L’homme vint un jour avec ses chiens s’établir dans le pays qu’habitoient les lièvres. Ceux-ci, depuis ce moment-là toujours tourmentés, toujours inquiets, résolurent enfin d’aller vivre ailleurs, et ils convoquèrent à ce dessein une assemblée générale. Les plus vieux et les plus sages opinèrent à rester : ils avoient de la peine à quitter cette terre où avoient vécu leurs pères, et où eux-mêmes étoient nés; mais on n’écouta point leurs représentations, les clabaudeurs l’emportèrent, et toute la troupe partit.
Dans leur route ils passèrent près d’un marais dont les bords étoient couverts de grenouilles. Elles étoient sorties pour respirer l’air et jouir du soleil. Au bruit que font les lièvres en passant, elles s’effraient, et toutes en foule se précipitent dans les eaux. Un des lièvres s’arrête alors: « Frères, dit-il à la colonie fugitive, nous avons eu tort de quitter notre terre natale. Retournons, croyez-moi, je vois que par tous les pays on craint et que partout on a lieu de craindre. » On le crut et l’on retourna.
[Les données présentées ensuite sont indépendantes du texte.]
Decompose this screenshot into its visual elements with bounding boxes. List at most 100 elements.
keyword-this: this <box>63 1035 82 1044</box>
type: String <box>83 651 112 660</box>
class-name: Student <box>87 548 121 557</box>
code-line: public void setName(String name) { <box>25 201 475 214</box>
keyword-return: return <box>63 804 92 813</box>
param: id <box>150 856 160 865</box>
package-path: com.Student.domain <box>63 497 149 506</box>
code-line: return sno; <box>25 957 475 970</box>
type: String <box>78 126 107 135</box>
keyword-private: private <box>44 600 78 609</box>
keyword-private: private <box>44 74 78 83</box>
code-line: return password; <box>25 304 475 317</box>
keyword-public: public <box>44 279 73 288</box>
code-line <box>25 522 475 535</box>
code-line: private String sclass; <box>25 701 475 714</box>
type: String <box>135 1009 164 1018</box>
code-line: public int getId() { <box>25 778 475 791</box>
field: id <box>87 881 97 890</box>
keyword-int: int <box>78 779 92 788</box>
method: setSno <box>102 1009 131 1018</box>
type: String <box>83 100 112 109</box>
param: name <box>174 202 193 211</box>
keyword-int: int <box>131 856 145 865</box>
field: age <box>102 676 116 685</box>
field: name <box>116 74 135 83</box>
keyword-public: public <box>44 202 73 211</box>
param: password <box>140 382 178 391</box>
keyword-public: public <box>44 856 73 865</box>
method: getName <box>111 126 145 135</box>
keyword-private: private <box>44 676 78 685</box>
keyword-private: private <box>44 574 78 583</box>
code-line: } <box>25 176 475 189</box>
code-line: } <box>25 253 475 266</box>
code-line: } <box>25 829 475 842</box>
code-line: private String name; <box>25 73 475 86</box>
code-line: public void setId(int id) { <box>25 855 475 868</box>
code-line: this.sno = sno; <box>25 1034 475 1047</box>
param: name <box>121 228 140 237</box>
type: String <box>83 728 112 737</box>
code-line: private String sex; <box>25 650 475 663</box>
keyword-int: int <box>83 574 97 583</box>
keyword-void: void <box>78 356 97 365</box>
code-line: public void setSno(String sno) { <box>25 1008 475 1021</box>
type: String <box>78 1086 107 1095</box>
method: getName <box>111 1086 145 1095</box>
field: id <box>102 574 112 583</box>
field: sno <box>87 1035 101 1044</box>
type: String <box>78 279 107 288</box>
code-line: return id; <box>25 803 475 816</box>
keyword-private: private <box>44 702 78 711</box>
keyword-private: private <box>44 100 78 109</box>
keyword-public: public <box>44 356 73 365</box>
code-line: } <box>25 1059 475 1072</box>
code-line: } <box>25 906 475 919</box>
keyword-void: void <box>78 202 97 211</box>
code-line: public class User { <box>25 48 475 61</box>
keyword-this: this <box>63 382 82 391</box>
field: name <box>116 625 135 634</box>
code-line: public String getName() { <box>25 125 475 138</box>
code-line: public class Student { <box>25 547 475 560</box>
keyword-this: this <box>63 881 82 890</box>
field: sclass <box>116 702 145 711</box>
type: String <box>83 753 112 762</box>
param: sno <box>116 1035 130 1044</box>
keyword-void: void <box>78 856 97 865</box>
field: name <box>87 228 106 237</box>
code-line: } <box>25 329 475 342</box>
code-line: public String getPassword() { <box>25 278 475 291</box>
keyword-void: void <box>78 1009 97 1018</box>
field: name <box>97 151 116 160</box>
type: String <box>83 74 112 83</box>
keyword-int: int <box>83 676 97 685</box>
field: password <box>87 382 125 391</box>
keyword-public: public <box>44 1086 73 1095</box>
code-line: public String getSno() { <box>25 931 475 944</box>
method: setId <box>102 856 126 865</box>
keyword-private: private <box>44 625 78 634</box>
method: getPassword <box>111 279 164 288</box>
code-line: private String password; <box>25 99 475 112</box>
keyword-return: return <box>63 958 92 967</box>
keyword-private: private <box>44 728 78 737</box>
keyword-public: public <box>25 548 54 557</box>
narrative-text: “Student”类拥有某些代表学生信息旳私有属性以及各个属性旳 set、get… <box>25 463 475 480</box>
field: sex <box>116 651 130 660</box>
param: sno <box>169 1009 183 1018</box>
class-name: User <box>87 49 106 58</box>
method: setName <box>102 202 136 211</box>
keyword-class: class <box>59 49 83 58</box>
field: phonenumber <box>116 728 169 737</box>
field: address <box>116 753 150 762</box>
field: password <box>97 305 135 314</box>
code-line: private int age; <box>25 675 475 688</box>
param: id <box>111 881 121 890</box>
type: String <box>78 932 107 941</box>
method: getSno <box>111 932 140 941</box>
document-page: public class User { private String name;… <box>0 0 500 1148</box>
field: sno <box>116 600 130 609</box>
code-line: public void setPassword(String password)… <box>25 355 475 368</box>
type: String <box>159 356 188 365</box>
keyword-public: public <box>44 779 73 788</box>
On pourrait adresser le même discours à tous ces gens qui, mécontents de leur patrie et du gouvernement sous lequel ils vivent, veulent le quitter, dans l’espérance de rencontrer mieux ailleurs. Hélas! ils ont beau chercher, ils ne trouveront nulle part de contrée qui soit sans inquiétude, sans travail et sans douleur.
Notes :
La fable qu’on vient de lire est imitée d’Esope. Le fabuliste grec dit que, les lièvres s’étant enfuis pendant un orage, ils côtoyèrent dans leur course un marais ; mais que, leur frayeur ayant augmenté encore par le bruit que firent les grenouilles en se jetant dans l’eau, un d’eux s’arrêta et dit à ses camarades: « Ne nous désolons pas, mes amis: « vous voyez qu’il y a des Animaux encore plus poltrons que nous. »
Quelle est l’utilité qui peut résulter d’une pareille morale ? Je ne le devine point.
Me pardonnera-t-on de dire que celle de notre femme poète est bien autrement intéressante. Rappelez-vous que Marie vivoit sous un gouvernement féodal, c’est-à-dire dans un état partagé entre des milliers de petits tyrans; songez que chaque jour elle devoit voir une infinité de personnes , molestées par l’abus du pouvoir, chercher dans d’autres cantons une situation plus douce ; relisez après cela sa fable, et vous sentirez combien son allégorie est juste et combien la morale qu’elle en tire est ingénieuse.
“L’Assemblée des Lièvres”
- La Fontaine, liv. II, fable XIV, Le Lièvre et les Grenouilles.